Orgelvirtuose in der Krankenhauskapelle LIngen

„Es macht schon Spaß, seinen Füßen zuzuschauen"

Image

Der Altar in der Kapelle des Bonifatius-Hospitals in Lingen ist kaum zu sehen – verdeckt von der mit Blumen geschmückten Orgel. Dass Hector Olivera, ein weltbekannter Orgelvirtuose, in der Lingener Krankenhauskapelle auftritt, ist einmalig.


Prominenter Organist: Der Argentinier Hector Olivera trat in der Lingener Krankenhauskapelle auf – und brachte sein Maskottchen mit: einen Plüschfrosch. Fotos: Elisabeth Tondera

Das findet auch der Krankenhausseelsorger und Musiker Sebastian von Melle, der die Gäste in der „Emsphilharmonie“ begrüßt. „Noch nie ist ein Künstler eigens über den großen Teich geflogen, um in dieser Kapelle zu spielen“, sagt er.

Geboren in Buenos Aires, galt Hector Olivera schnell als Wunderkind. Im Alter von drei Jahren begann er mit dem Orgelspiel. Als Fünfjähriger spielte er für die legendäre Präsidentengattin Eva Perón, mit sechs Jahren kam er ans Konservatorium und mit zwölf an die Universität von Buenos Aires.
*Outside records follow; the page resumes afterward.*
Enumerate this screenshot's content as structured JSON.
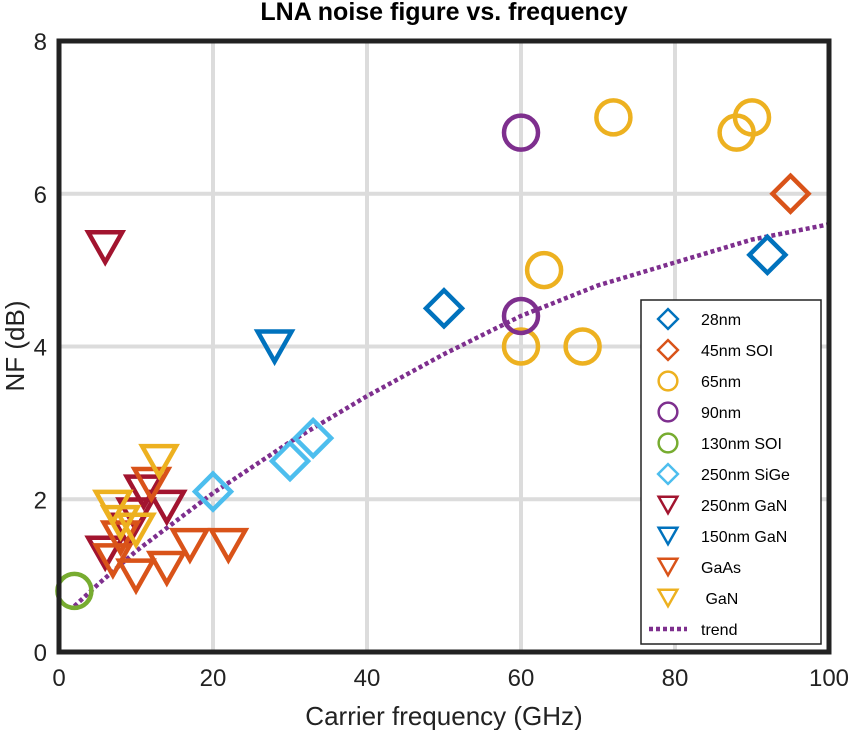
{
  "chart_data": {
    "type": "scatter",
    "title": "LNA noise figure vs. frequency",
    "xlabel": "Carrier frequency (GHz)",
    "ylabel": "NF (dB)",
    "xlim": [
      0,
      100
    ],
    "ylim": [
      0,
      8
    ],
    "xticks": [
      0,
      20,
      40,
      60,
      80,
      100
    ],
    "yticks": [
      0,
      2,
      4,
      6,
      8
    ],
    "grid": true,
    "legend_position": "lower-right",
    "series": [
      {
        "name": "28nm",
        "marker": "diamond",
        "color": "#0072BD",
        "x": [
          50,
          92
        ],
        "y": [
          4.5,
          5.2
        ]
      },
      {
        "name": "45nm SOI",
        "marker": "diamond",
        "color": "#D95319",
        "x": [
          95
        ],
        "y": [
          6.0
        ]
      },
      {
        "name": "65nm",
        "marker": "circle",
        "color": "#EDB120",
        "x": [
          60,
          63,
          68,
          72,
          88,
          90
        ],
        "y": [
          4.0,
          5.0,
          4.0,
          7.0,
          6.8,
          7.0
        ]
      },
      {
        "name": "90nm",
        "marker": "circle",
        "color": "#7E2F8E",
        "x": [
          60,
          60
        ],
        "y": [
          6.8,
          4.4
        ]
      },
      {
        "name": "130nm SOI",
        "marker": "circle",
        "color": "#77AC30",
        "x": [
          2
        ],
        "y": [
          0.8
        ]
      },
      {
        "name": "250nm SiGe",
        "marker": "diamond",
        "color": "#4DBEEE",
        "x": [
          20,
          30,
          33
        ],
        "y": [
          2.1,
          2.5,
          2.8
        ]
      },
      {
        "name": "250nm GaN",
        "marker": "triangle-down",
        "color": "#A2142F",
        "x": [
          6,
          6,
          9,
          10,
          11,
          14
        ],
        "y": [
          5.3,
          1.3,
          1.6,
          1.8,
          2.1,
          1.9
        ]
      },
      {
        "name": "150nm GaN",
        "marker": "triangle-down",
        "color": "#0072BD",
        "x": [
          28
        ],
        "y": [
          4.0
        ]
      },
      {
        "name": "GaAs",
        "marker": "triangle-down",
        "color": "#D95319",
        "x": [
          7,
          8,
          10,
          12,
          14,
          17,
          22
        ],
        "y": [
          1.2,
          1.5,
          1.0,
          2.2,
          1.1,
          1.4,
          1.4
        ]
      },
      {
        "name": " GaN",
        "marker": "triangle-down",
        "color": "#EDB120",
        "x": [
          7,
          8,
          10,
          13
        ],
        "y": [
          1.9,
          1.7,
          1.6,
          2.5
        ]
      },
      {
        "name": "trend",
        "marker": "dotted-line",
        "color": "#7E2F8E",
        "x": [
          2,
          5,
          10,
          20,
          30,
          40,
          50,
          60,
          70,
          80,
          90,
          100
        ],
        "y": [
          0.6,
          0.88,
          1.32,
          2.08,
          2.75,
          3.35,
          3.9,
          4.4,
          4.8,
          5.1,
          5.4,
          5.6
        ]
      }
    ]
  }
}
Mit 18 trat er für Staatsoberhäupter und Berühmtheiten in ganz Lateinamerika auf, erhielt ein Stipendium in New York und zog in die Vereinigten Staaten.

Heute ist der Maestro einer der gefragtesten und angesehensten internationalen Organisten der Gegenwart, der in den großen Konzertsälen der Welt spielt.

Zustande kam das Ausnahmekonzert in Lingen dank der neuen Hybridorgel. „Bei diesem Instrument wurde ein Pfeifenwerk des italienischen Orgelbauers Consoli mit vier Registern und 61 klingenden Pfeifen mit einer digitalen Rodgers Artist verbunden“, erklärt Sebastian von Melle. Dieter Schuster, Manager der Firma Bauer Music bei Frankfurt, habe diese Orgel vor einem Jahr in der Kapelle installiert. „Fast beiläufig erwähnte er seinen Kontakt zu Hector Olivera und machte das Angebot, ihn für ein Konzert nach Lingen zu holen.“

Mal gehetzt, mal sanft, mal tänzerisch


Hector Olivera an der Hybridorgel in der Krankenhauskapelle
in Lingen

So wie der Künstler nun die Orgel spielt, entsteht der Eindruck, er habe jedes Teil mit seinen eigenen Händen eingebaut. Er lässt sie singen und flüstern, pfeifen und brausen; zuweilen meint man, ein komplettes Orchester zu hören.

Oliveras Körpereinsatz ist faszinierend. Mal jagen seine Hände wie gehetzt über die Manuale, mal streicheln sie ganz sanft die Tasten, seine Beine schwingen elegant, leicht, tänzerisch über die Pedalklaviatur. Seine Füße spielen in verzwickten Rhythmen. „Es macht allein schon Spaß, seinen Füßen zuzuschauen“, stellt ein Zuhörer fest.

Olivera bestimmt im Laufe des Konzertes spontan, was er spielt und überrascht immer wieder aufs Neue. Händel ist dabei, Meyerbeer, natürlich Bach, aber auch ein Tango von Astor Piazzolla. Dabei glaubt man, ein Bandoneon zu hören und ein Tänzerpaar in einer dunklen Gasse Tango tanzen zu sehen.

Jedes Stück kündigt der gebürtige Argentinier locker, oft scherzhaft in einfachem Englisch an, zum Beispiel eine Verbindung von Bach und Gounod: „And now two tunes: hands German, pedal French.“ Zwischendurch stellt er dem Publikum sein Maskottchen vor, einen etwas abgegriffenen Plüschfrosch, der ihn immer begleitet und während des Konzerts am Orgelrand hockt: „His name is Harry Helmut. He’s German. He likes to come to Germany.“

Sebastian von Melle kündigt an, dass Olivera im kommenden Jahr wieder in Deutschland sein wird, „und weil er die Emsphilharmonie jetzt schon kennt, wird er dann in der Elbphilharmonie in Hamburg auftreten.